Karma in Light of the Īśāvāsya Upaniṣad, Bhagavad Gītā, and Pātañjala Yoga Sūtras
A Lesson with Dr. H. V. Nagaraj Rao
Understanding Karma
The theory of karma is sometimes misinterpreted as fatalistic—summed up in the resigned statement, “It is my karma; what can I do?” This view is incorrect. In truth, karma is not a prison but the field upon which life unfolds. It is the arena in which human beings exercise choice, effort, and moral responsibility. The Īśāvāsya Upaniṣad affirms that one should desire to live for a hundred years, engaged in work for the betterment of life and the welfare of others. This is not a call to passivity but to purposeful action.
Karma and the Yogic Path
In the Bhagavad Gītā, Śrī Kṛṣṇa advises that karma be transformed into karma-yoga. While all beings are bound to karma because the guṇas pervade all prakṛti, only human beings can consciously elevate action into a spiritual discipline. Even the mind is an organ of action; thoughts, intentions, and mental tendencies are also karma.
Animals act according to instinct, but humans can act with deliberate motive. If the motive is self-serving, the act remains karma in the ordinary sense; if the motive is service to the Divine, it becomes karma-yoga. The same outward act—feeding someone, teaching, building—may be either karma or karma-yoga depending entirely on the inner intention.
The Attitude of the Karma-Yogin
A true karma-yogin is devoted to the welfare of all beings, actively seeking opportunities to serve. This mindset changes one’s perception of life: the world becomes an interconnected whole, and every being—human or animal—is seen as part of the Divine. Even small acts, a kind word or compassionate gesture, take on spiritual significance. The central transformation is shifting from the question, “What’s in this for me?” to “What can I do to help?”
Four Types of Karma and Their Complexity
There are four broad types of karma: good, bad, mixed, and neither. While good and bad are easy to grasp, most actions are mixed in their consequences. Life’s complexity often means that an act intended for good may cause harm.
Illustrations from traditional teaching make this clear: a tiger about to kill a man is shot to save him, yet the tiger’s cubs are left to starve—was it right or wrong? In a Buddhist story, a starving tigress is about to eat her cubs. The Buddha asks his disciples to bring her food, but this would require killing another animal. To spare both, he sacrifices himself, offering his own body to the tigress. In another example, a man announces the free distribution of clothes; a stampede occurs, and several die. Such tāmasika karma shows that even good intentions must be joined with wisdom.

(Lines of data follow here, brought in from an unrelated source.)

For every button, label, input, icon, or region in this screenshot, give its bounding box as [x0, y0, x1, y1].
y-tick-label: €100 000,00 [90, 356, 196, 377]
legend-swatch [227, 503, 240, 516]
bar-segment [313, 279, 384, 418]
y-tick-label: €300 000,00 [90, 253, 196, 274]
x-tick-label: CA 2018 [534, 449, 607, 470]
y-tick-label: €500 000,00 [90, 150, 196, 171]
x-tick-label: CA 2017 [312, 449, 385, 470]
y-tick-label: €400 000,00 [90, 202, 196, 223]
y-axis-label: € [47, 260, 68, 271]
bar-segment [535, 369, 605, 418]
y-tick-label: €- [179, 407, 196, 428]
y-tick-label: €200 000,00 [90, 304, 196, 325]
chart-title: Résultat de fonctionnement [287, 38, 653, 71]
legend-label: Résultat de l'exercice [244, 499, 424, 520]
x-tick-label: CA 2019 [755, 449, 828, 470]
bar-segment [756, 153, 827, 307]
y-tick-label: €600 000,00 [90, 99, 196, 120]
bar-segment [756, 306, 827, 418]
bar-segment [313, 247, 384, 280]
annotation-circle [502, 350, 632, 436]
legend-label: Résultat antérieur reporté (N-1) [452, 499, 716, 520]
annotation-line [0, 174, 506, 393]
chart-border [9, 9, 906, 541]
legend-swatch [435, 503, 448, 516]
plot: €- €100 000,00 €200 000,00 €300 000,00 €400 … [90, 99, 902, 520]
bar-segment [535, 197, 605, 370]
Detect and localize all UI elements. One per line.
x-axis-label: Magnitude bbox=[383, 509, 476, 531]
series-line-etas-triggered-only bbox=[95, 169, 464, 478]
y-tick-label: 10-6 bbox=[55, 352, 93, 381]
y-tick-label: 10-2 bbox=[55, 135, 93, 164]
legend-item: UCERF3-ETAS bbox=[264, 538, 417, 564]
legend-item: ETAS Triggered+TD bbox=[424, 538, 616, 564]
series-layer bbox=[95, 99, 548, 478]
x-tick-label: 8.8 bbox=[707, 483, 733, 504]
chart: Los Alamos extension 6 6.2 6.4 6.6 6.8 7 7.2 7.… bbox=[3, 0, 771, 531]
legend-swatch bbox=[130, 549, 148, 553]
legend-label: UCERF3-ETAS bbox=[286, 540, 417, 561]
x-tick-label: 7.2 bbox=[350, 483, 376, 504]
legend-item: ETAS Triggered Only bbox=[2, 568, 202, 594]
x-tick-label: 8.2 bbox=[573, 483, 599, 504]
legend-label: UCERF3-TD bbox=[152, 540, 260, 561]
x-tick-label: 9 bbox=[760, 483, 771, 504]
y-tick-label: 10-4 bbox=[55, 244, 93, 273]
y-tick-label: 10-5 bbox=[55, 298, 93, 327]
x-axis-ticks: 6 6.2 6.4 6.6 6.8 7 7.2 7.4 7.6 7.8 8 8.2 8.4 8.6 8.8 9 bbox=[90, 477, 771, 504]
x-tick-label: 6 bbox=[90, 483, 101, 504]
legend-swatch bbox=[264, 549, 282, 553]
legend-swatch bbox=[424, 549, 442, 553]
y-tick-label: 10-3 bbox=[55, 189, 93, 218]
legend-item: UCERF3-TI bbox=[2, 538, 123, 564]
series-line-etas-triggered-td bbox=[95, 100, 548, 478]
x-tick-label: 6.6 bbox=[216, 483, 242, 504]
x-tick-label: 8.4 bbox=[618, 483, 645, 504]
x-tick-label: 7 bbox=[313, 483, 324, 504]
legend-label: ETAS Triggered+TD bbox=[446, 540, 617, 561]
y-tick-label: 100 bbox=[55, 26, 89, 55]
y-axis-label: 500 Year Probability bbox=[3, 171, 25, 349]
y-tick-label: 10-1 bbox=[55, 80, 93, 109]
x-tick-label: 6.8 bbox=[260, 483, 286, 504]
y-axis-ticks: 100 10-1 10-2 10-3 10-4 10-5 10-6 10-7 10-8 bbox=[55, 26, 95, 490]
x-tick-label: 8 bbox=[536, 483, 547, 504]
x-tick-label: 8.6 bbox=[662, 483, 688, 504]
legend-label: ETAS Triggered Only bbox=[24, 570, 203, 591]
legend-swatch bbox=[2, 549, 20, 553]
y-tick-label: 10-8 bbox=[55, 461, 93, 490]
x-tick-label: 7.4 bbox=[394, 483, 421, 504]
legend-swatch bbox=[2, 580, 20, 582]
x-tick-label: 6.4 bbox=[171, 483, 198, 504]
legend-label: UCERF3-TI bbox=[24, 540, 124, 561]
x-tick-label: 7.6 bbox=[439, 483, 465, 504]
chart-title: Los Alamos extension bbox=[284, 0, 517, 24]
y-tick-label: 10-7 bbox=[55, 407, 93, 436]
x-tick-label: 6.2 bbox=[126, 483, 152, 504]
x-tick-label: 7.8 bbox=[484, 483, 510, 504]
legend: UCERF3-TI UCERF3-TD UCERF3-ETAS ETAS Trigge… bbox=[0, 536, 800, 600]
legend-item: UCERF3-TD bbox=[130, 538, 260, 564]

We may give money to a beggar in the belief we are helping, only to perpetuate a harmful dependency or feed a criminal network. These examples show that ordinary karma—whether good, bad, or mixed—remains bound to consequence.
Karma-Yoga: Action Without Bondage
A real karma-yogin operates on a higher principle. When an action is done with pure devotion, without expectation of reward, and for the good of all, it does not bind the doer. The purity of intention offsets negative consequences. In time, the karma-yogin moves beyond the cycle of birth and death by rising above the web of cause and effect.
From Karma-Yoga to Jñāna-Yoga
The practice of karma-yoga rests on the conviction that being a good person brings good results—seen or unseen. Such a person feels at home in the world, welcomed and valued, because their life is tangibly helpful. This foundation of open-hearted engagement naturally leads to jñāna-yoga. From the position of belonging and service, the yogin begins to discern patterns in life, gaining wisdom and clarity of thought.
The Timeframe of Karma
Karma-yoga requires patience. Some results are immediate—like the reaction to eating spoiled food—while others take years, lifetimes, or may never visibly manifest. The karma-yogin acts for the sake of goodness itself, trusting that the law of karma will yield its fruit in its own time.
Sāttvika, Rājasa, and Tāmasa Karma
Sāttvika karma is rooted in purity and service, rājasa karma in selfishness and ambition, and tāmasa karma in delusion or deliberate harm. The Bhagavad Gītā explains that one should strive to act in the sāttvika mode, transforming every action into a vehicle for upliftment.
Three Temporal Kinds of Karma
There are also three kinds of karma in relation to time: sañcita (past accumulated karma), prārabdha (karma already begun and currently unfolding), and āgāmi (future karma generated by present action). Prārabdha is likened to an arrow already released—it must reach its target and cannot be recalled. Sañcita and āgāmi can be neutralised through samādhi.
Patañjali even hints at a rare possibility: that a yogin might create a second mind-body complex to exhaust prārabdha swiftly—a subtle and esoteric teaching.
The Role of Antaḥkaraṇa
The antaḥkaraṇa—comprising buddhi, manas, and ahaṃkāra—is the subtle instrument of consciousness that carries the impressions (saṃskāras) from birth to birth. It is through this subtle body that karma follows the jīva across lifetimes, shaping each new incarnation until liberation is attained.